I used to embody the Groucho Marx quote: I don't want to belong to any club that would have me as a member. The confidence meter was low, but whatever I lacked in confidence, I made up for in moxie, you know, the kamikaze sort. I drove a motorcycle when I was twelve, competed in sports, including football. I applied for jobs I wasn't qualified for.
I still muster courage, whether or not the confidence is there, and, at times, even when I fear I'm unqualified. I try to live as close as possible to the credos: Work for it and take a shot. Live and let live. Say what you mean, but don't say it mean.
I write, but I get it: I'm not Ernest Hemingway (otherwise I'd be writing drunk and editing sober.) But now and then I meet the person who believes that I need to be brought down a few rungs -- just in case. And if I don't see it coming, it hit its mark. If it's by somebody that I'm not expecting it from, I field it by changing the subject (look at the birdy!) or glossing it over or minimizing it, like The Black Knight in the Monty Python clip: "It's just a flesh wound!"
Often the exchanges I find the most impossible to believe are the most unmistakeable. I permit clarity to be clouded by my wish to turn unkind words or sarcasm into something better than they are.
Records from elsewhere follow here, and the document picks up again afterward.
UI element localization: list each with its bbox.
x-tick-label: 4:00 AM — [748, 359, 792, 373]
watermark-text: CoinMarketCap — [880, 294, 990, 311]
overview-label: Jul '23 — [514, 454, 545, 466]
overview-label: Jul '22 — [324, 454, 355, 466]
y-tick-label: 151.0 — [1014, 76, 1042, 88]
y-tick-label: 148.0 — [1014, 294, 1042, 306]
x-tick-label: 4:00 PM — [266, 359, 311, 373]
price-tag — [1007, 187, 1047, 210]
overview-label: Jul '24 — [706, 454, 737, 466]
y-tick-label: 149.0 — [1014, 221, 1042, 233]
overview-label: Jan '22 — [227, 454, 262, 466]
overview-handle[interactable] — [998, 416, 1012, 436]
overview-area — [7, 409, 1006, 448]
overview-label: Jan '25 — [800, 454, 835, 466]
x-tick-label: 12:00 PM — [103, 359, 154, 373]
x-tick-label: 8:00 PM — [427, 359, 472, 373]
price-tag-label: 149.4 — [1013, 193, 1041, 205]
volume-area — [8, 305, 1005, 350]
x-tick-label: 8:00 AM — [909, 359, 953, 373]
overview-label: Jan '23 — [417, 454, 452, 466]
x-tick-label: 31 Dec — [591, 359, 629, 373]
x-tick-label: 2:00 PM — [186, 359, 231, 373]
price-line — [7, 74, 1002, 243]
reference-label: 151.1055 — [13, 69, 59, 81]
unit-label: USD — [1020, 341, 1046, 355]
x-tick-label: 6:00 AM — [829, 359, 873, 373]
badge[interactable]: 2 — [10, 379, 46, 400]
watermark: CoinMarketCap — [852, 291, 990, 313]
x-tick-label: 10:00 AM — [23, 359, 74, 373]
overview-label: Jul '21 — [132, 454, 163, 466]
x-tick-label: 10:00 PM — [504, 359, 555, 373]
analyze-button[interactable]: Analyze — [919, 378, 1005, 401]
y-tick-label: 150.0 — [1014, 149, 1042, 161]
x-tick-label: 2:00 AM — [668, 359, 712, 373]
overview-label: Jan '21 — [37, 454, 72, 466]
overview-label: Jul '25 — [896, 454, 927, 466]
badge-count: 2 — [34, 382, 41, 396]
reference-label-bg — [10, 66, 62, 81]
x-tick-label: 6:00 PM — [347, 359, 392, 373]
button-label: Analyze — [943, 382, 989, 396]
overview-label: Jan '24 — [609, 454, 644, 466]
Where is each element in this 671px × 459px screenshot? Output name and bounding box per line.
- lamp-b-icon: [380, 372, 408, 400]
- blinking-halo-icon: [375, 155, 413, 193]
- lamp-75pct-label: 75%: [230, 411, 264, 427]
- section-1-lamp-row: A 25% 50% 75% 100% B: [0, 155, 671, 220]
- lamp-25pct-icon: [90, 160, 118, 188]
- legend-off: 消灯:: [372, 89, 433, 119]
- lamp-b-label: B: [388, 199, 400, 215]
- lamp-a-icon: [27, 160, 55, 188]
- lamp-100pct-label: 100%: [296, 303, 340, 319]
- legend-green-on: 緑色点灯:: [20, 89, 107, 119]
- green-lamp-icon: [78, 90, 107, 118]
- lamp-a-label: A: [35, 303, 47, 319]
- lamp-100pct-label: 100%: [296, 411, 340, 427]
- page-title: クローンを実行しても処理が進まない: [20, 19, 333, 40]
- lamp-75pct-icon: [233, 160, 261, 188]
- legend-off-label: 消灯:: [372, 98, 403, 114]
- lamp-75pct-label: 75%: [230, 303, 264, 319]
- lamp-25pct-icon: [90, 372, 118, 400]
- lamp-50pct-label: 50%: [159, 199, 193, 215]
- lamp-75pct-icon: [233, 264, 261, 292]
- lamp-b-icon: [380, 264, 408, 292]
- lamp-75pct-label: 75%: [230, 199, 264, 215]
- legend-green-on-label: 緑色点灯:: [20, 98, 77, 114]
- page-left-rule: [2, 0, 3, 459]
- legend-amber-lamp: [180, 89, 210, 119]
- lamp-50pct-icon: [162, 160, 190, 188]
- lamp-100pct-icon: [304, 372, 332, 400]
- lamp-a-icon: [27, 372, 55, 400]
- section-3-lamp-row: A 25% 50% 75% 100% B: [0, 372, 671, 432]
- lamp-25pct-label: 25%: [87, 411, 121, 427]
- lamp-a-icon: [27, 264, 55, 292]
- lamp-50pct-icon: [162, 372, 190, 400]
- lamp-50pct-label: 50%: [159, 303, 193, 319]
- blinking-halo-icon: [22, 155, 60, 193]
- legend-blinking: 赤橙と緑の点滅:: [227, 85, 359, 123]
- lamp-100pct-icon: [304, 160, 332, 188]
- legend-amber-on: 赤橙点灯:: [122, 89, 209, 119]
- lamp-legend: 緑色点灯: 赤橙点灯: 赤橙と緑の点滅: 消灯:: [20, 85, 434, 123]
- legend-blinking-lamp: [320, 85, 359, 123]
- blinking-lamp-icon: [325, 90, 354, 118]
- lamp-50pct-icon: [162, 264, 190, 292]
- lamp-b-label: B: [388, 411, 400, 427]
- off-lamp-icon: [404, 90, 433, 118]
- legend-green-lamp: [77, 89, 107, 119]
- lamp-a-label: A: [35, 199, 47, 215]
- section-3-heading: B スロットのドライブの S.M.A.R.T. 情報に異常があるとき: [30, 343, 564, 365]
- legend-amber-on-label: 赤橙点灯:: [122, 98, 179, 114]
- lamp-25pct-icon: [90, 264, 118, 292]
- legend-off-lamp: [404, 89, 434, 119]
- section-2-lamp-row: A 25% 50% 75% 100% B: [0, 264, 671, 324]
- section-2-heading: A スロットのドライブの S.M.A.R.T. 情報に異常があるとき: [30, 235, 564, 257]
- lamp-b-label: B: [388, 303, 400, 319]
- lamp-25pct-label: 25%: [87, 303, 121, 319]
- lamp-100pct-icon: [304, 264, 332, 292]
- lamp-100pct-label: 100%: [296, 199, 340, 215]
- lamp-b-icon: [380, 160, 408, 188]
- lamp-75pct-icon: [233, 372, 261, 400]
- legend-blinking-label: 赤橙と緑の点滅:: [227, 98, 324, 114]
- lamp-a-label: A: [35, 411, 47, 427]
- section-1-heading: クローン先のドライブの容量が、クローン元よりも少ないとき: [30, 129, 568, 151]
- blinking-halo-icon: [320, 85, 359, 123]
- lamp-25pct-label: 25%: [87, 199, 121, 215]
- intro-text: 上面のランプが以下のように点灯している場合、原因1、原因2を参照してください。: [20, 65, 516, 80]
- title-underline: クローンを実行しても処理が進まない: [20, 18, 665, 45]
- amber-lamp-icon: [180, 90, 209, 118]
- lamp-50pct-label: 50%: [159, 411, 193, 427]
When denial occurs, the demeaning words or the unkindness is protected by the very person it's designed to hurt: me. And that's the next chronological knock of a person's self-esteem in that situation.
There's a slogan used in 12 step programs: “I” didn’t cause it, “I” can’t cure it, and “I” can’t control it.
If you're reading this and you're encountering somebody who's unkind to you, or mean-spirited, let those three statements liberate you. Remind yourself that it's their problem, not yours. Consider reaching out for help if it's ongoing. If you can, surrender thoughts of them in a prayer and return to your game, your job, your writing. Get back to being the best you possible!
"Letting go of negative people doesn't mean you hate them. It just means you love yourself."
-- Author unknown
The best defense against snipe is a healthy sense of self-worth. You'll find that even if you don't remove yourself from the circumstances, you understand where it comes from and you get better at shutting it down without shutting down your soul or throwing up a wall in your soul. Trust the road of progress!
Know that your Creator loves what he made. Be a fan of you. Somebody shared a book called "The Artist's Way." Perfectionism creates a huge block for people, whether your an artist or not.